The day after Obama's announcement, Mayor Ed Lee released an executive directive calling for the Office of Civic Engagement and Immigrant Affairs to plan and oversee a citywide effort to align programs in San Francisco with Obama's executive action.
And on Dec. 8, while attending a mayors immigration summit in New York City, Lee authorized $500,000 in new funding for the Office of Civic Engagement and Immigrant Affairs intended to strengthen efforts to implement Obama's administrative relief. The mayor also announced that the pathways initiative would be extended through June 2019, and that he would continue the DreamSF Initiative to assist youth in pursuing the DACA program through December 2019.
For the time being, service organizations can make a difference through the pathways initiative. On Dec. 6, more than 65 individuals went through the stations — screening, language assessment, form filling and legal review — with language assistance in Spanish, Chinese, Tagalog and Vietnamese.
Among the volunteers was Cesar Sanchez, 43, who came to San Francisco from Guatemala in 2004, applied for citizenship through a workshop with La Raza Community Resource Center last spring and became a U.S. citizen in September.
“The time spent at the workshop really expedites the application process if the person has all the required paperwork, because it takes you step-by-step,” Sanchez said in Spanish. “Becoming a citizen makes life easier in the future because you have more benefits.”
People of all sorts received assistance, including Irma Mendoza, 39, who is homeless. Mendoza said she moved to San Francisco 25 years ago from Nicaragua but did not find out until 2006 when her mother passed away that she was not a U.S. citizen. Currently transitioning into housing and looking for a job, Mendoza finally decided to pursue naturalization instead of simply renewing her green card.

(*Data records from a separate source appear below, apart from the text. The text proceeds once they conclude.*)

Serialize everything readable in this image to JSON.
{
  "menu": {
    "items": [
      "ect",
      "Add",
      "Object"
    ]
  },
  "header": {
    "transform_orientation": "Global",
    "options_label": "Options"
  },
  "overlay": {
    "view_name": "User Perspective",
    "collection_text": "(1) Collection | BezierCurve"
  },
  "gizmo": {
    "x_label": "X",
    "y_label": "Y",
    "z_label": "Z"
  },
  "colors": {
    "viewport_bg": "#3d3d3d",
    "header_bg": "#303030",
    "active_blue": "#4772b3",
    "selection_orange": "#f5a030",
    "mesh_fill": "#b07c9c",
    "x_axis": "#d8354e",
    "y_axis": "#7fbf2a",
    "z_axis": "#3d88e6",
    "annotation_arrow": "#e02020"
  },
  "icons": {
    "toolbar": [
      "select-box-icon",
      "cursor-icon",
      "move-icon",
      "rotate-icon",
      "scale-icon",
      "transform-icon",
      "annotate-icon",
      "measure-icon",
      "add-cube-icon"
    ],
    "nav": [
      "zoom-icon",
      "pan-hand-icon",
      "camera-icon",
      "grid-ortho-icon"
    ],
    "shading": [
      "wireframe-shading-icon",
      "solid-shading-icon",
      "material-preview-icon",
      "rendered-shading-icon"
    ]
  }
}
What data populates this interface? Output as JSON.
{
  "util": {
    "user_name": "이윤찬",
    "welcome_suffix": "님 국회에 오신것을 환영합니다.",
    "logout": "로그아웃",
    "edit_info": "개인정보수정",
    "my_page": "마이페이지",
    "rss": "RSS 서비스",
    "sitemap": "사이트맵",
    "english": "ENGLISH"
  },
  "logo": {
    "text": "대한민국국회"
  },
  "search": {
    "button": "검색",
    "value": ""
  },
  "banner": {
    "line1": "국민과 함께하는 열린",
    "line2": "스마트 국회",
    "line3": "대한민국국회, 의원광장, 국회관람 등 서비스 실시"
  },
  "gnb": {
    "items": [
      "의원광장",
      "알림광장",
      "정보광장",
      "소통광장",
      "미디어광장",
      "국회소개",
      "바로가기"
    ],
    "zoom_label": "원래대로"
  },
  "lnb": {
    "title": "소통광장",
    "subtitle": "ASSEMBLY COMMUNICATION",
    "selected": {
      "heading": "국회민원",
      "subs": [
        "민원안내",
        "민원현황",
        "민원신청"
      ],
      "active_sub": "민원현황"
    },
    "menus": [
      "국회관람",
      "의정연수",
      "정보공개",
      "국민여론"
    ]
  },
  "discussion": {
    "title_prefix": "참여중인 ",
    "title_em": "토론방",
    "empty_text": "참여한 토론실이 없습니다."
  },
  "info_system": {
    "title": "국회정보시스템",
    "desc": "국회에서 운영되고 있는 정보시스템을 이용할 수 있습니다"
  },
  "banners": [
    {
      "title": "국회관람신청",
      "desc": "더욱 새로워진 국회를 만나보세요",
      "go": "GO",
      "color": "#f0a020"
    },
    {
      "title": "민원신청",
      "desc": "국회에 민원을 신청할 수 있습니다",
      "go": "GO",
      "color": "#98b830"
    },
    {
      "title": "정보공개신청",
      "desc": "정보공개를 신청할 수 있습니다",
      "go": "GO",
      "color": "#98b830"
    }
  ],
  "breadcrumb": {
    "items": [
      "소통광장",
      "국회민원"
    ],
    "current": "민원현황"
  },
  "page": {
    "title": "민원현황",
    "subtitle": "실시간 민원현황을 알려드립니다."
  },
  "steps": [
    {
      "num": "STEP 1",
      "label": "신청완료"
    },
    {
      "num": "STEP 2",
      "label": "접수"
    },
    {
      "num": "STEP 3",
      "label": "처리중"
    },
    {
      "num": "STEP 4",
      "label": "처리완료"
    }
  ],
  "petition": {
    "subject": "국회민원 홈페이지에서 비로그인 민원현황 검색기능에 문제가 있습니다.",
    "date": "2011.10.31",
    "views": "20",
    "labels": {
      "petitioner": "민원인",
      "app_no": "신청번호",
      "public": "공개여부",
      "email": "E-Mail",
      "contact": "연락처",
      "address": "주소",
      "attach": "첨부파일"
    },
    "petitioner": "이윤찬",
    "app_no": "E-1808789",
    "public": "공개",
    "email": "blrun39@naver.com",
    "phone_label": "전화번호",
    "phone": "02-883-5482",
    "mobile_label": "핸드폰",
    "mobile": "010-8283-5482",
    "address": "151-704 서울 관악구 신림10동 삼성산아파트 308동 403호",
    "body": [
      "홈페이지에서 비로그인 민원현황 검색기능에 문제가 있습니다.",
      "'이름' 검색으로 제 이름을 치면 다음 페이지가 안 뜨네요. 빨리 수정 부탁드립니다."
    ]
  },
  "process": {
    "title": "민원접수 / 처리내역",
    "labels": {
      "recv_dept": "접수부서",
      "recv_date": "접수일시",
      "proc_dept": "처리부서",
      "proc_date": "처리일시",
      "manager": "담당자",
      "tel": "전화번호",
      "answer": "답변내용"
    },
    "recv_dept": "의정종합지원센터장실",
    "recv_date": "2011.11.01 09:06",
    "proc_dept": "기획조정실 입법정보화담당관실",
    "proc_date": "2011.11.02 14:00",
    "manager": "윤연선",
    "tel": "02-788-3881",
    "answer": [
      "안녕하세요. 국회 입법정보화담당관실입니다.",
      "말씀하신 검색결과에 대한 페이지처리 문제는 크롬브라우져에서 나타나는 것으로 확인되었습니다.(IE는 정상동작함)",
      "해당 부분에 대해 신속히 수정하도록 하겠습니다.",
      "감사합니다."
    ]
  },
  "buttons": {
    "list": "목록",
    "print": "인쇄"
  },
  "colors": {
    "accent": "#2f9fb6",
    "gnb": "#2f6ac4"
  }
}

“Today, I got across a lot of the burdens that were stopping me from doing the application,” she said, explaining she has attended a couple workshops before but did not have all the required paperwork.
Three more workshops are planned for this yearly cycle of the initiative — in January, March and a mega-event in June to assist some 2,000 prospective applicants. Among the benefits is a waiver for the $680 fee if they can prove they receive public benefits like Medi-Cal or food stamps.
"I'm very happy and relieved because I have no money besides what my daughter gives me,” Xing said after going through the process. “If I had someone else fill it out, it would be $60. That's a lot of money.”